At least a couple market analysts seem concerned about Dell’s ability to integrate and absorb its announced acquisition of Perot Systems and the 23,000 employees that come with it.
Credit Suisse’s Bill Shope says:
“Perot’s 23,000 employees represent a formidable integration challenge for Dell, and we are concerned with Dell’s limited acquisition track record.”
He also has reservations about how the acquisition might affect broader restructuring at Dell, particularly the company’s ongoing efforts to lower operating expenses. Says Shope:
“In particular, we believe Dell’s key challenge will be to prevent its operating expenses from ballooning as revenues recover in 2010. We fear that the additional burden of integrating a large services asset will add risks here.”
Jason Noland of Robert W. Baird shares Shope’s concerns about the integration challenge for Dell, noting that Dell has never digested an acquisition this big.
I want to issue a couple rebuttals.
First, I think these comments represent the myopic quarter-to-quarter mindset that preoccupies many in the analyst community. Rather than considering the big picture and Dell’s long-term viability in a market that is undergoing dynamic change, they worry about whether Dell’s operating expenditures will suffer a short-lived spike as the company assimilates an important acquisition. It’s an incredibly short-sighted view, one that misses the point behind the acquisition.

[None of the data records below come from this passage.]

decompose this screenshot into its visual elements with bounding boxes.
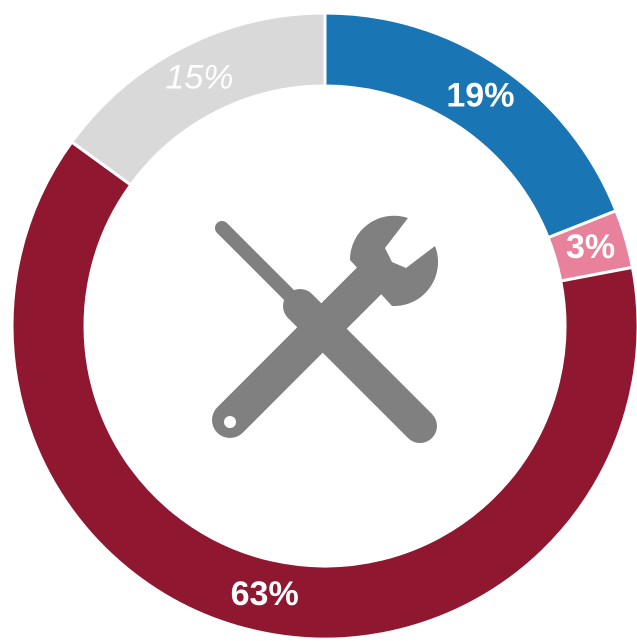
donut-segment [10,139,637,641]
donut-segment [69,11,327,188]
donut-segment [323,11,618,240]
wrench-handle [212,262,388,438]
segments [10,11,637,641]
data-label: 15% [165,59,233,97]
screwdriver-shaft [215,221,307,313]
wrench-hole [224,416,236,428]
data-label: 3% [566,228,615,266]
data-label: 63% [231,575,299,613]
tools-icon [212,215,439,443]
wrench-head [349,215,439,307]
data-label: 19% [446,76,514,114]
labels: 19% 3% 63% 15% [165,59,615,613]
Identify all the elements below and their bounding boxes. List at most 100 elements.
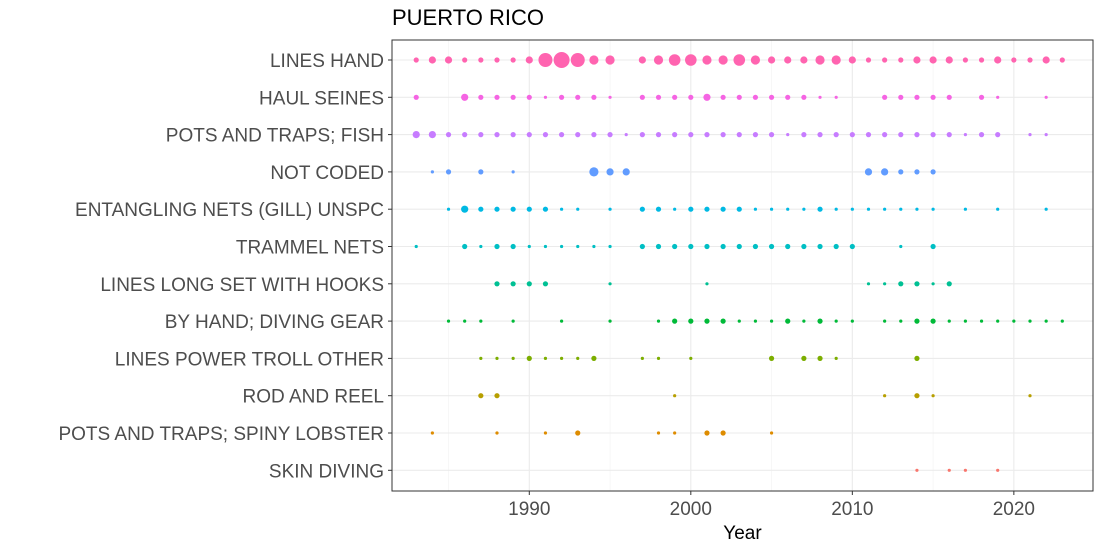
data-point bbox=[543, 95, 548, 99]
data-point bbox=[736, 132, 742, 138]
data-point bbox=[479, 356, 483, 360]
data-point bbox=[768, 94, 775, 100]
data-point bbox=[1044, 207, 1048, 211]
data-point bbox=[639, 243, 645, 250]
data-point bbox=[930, 169, 936, 175]
data-point bbox=[478, 393, 484, 399]
data-point bbox=[1044, 133, 1048, 137]
data-point bbox=[768, 132, 775, 138]
y-axis: LINES HAND HAUL SEINES POTS AND TRAPS; FIS… bbox=[58, 51, 392, 482]
data-point bbox=[914, 169, 920, 175]
data-point bbox=[510, 206, 516, 212]
data-point bbox=[412, 131, 420, 139]
y-tick-label: NOT CODED bbox=[270, 163, 384, 184]
data-point bbox=[655, 243, 662, 250]
data-point bbox=[753, 319, 758, 323]
data-point bbox=[866, 207, 871, 211]
data-point bbox=[494, 393, 500, 399]
data-point bbox=[963, 319, 967, 323]
data-point bbox=[655, 94, 662, 100]
data-point bbox=[653, 55, 664, 65]
data-point bbox=[801, 94, 807, 100]
data-point bbox=[639, 94, 645, 100]
data-point bbox=[576, 356, 580, 360]
data-point bbox=[815, 55, 825, 65]
y-tick-label: BY HAND; DIVING GEAR bbox=[165, 312, 384, 333]
data-point bbox=[947, 319, 951, 323]
data-point bbox=[818, 95, 822, 99]
data-point bbox=[608, 282, 612, 286]
data-point bbox=[786, 133, 790, 137]
data-point bbox=[848, 56, 856, 64]
data-point bbox=[608, 244, 612, 249]
data-point bbox=[494, 281, 500, 287]
data-point bbox=[996, 207, 1000, 211]
data-point bbox=[930, 132, 936, 138]
data-point bbox=[494, 94, 500, 100]
data-point bbox=[510, 243, 516, 250]
data-point bbox=[833, 132, 839, 138]
data-point bbox=[929, 56, 937, 64]
data-point bbox=[769, 431, 774, 435]
data-point bbox=[704, 430, 710, 436]
data-point bbox=[881, 168, 889, 176]
data-point bbox=[543, 356, 548, 360]
data-point bbox=[428, 56, 436, 64]
data-point bbox=[899, 319, 903, 323]
data-point bbox=[538, 53, 553, 67]
data-point bbox=[914, 318, 920, 324]
data-point bbox=[833, 243, 839, 250]
data-point bbox=[882, 57, 888, 63]
data-point bbox=[638, 56, 646, 64]
data-point bbox=[430, 431, 434, 435]
data-point bbox=[575, 430, 581, 436]
data-point bbox=[542, 132, 549, 138]
data-point bbox=[526, 94, 532, 100]
data-point bbox=[767, 56, 776, 64]
data-point bbox=[688, 132, 694, 138]
data-point bbox=[834, 356, 838, 360]
data-point bbox=[673, 207, 677, 211]
data-point bbox=[864, 168, 873, 176]
data-point bbox=[718, 55, 728, 65]
data-point bbox=[720, 206, 726, 212]
data-point bbox=[996, 468, 1000, 472]
data-point bbox=[720, 430, 726, 436]
data-point bbox=[1027, 57, 1033, 63]
data-point bbox=[915, 468, 919, 472]
data-point bbox=[752, 94, 759, 100]
data-point bbox=[703, 93, 711, 101]
data-point bbox=[704, 132, 710, 138]
data-point bbox=[978, 132, 985, 138]
data-point bbox=[1044, 95, 1048, 99]
data-point bbox=[915, 207, 919, 211]
data-point bbox=[898, 169, 904, 175]
data-point bbox=[656, 356, 661, 360]
data-point bbox=[817, 318, 823, 324]
data-point bbox=[510, 57, 516, 63]
data-point bbox=[608, 207, 612, 211]
data-point bbox=[946, 132, 952, 138]
data-point bbox=[688, 318, 694, 324]
data-point bbox=[1011, 57, 1017, 63]
data-point bbox=[1012, 319, 1016, 323]
data-point bbox=[1044, 319, 1048, 323]
x-tick-label: 1990 bbox=[508, 499, 550, 520]
data-point bbox=[883, 319, 887, 323]
data-point bbox=[750, 55, 761, 65]
data-point bbox=[720, 243, 726, 250]
data-point bbox=[526, 355, 532, 361]
data-point bbox=[996, 319, 1000, 323]
data-point bbox=[994, 56, 1002, 64]
data-point bbox=[899, 244, 903, 249]
data-point bbox=[704, 243, 710, 250]
data-point bbox=[996, 95, 1000, 99]
data-point bbox=[931, 394, 935, 398]
data-point bbox=[802, 319, 806, 323]
data-point bbox=[462, 57, 468, 63]
data-point bbox=[865, 132, 872, 138]
data-points bbox=[412, 52, 1065, 472]
data-point bbox=[947, 468, 951, 472]
data-point bbox=[817, 243, 823, 250]
data-point bbox=[542, 206, 549, 212]
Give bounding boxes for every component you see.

I’ll be blunt: Dell could not stand still. It had the choice of going deeper into consumer markets or strengthening its enterprise offerings. It would have been a dire mistake for Dell to plunge deeper into consumer markets. The company not only derives the majority of its revenue from sales to enterprise customers; it’s also more comfortable dealing with business customers and more responsive to their needs.
Conversely, Dell isn’t a brand prized by consumers. It’s just had too many misadventures and missteps dealing with them. There’s no reason to believe Dell buying Palm, for instance, would end any differently from 3Com’s disastrous stewardship of Palm back in the 1990s. When one also considers that the consumer market is no panacea for magical growth in the foreseeable future — unless your corporate moniker is Apple — Dell really had no choice.
At the end of the day, a company has to be true to itself.
One might reasonably object to the price Dell paid for Perot, but it’s harder to make the case that Dell shouldn’t have pulled the trigger on exactly this sort of move. With the strong services foundation Perot will provide, especially in its core healthcare and government markets, Dell now can buy and build additional products and services that can be sold into those markets. The Perot acquisition forms a cornerstone on which Dell can build higher-margin value propositions for enterprise customers, above and beyond the sale of PCs and servers.
The other objection raised by analysts is that Dell might struggle with the integration of Perot. That’s always a possibility, not just for Dell but for many other companies besides.
Even so, I am reasonably confident in Dell’s ability to make the integration work. Dell has cut its teeth on small acquisitions in preparation for a bolder move. More to the point, it has brought aboard personnel who are adept at closing, integrating, and fully assimilating major acquisitions.
Among them is David Johnson, Dell’s senior vice president of corporate strategy (or head of corporate planning and development, depending on whom you ask at Dell and the circumstances in which you pose the question). He was formerly an M&A executive with IBM.
Many of you will recall that Johnson was the subject of a fierce and litigious tug of war between IBM and Dell. That battle is ongoing, which is why Dell was adamant that Johnson was not involved with the Perot acquisition.
Okay, he might not have been involved, literally and technically, in the acquisition of Perot; but I strongly suspect he will be closely involved in the integration of Perot into Dell. Notwithstanding Dell’s legalistic and semantic tap dancing, Johnson figures to be in the integration mix, as do others Dell has brought aboard to see through exactly this type of transaction.
In summary, Dell isn’t exactly the acquisition ingenue that some analysts believe it to be.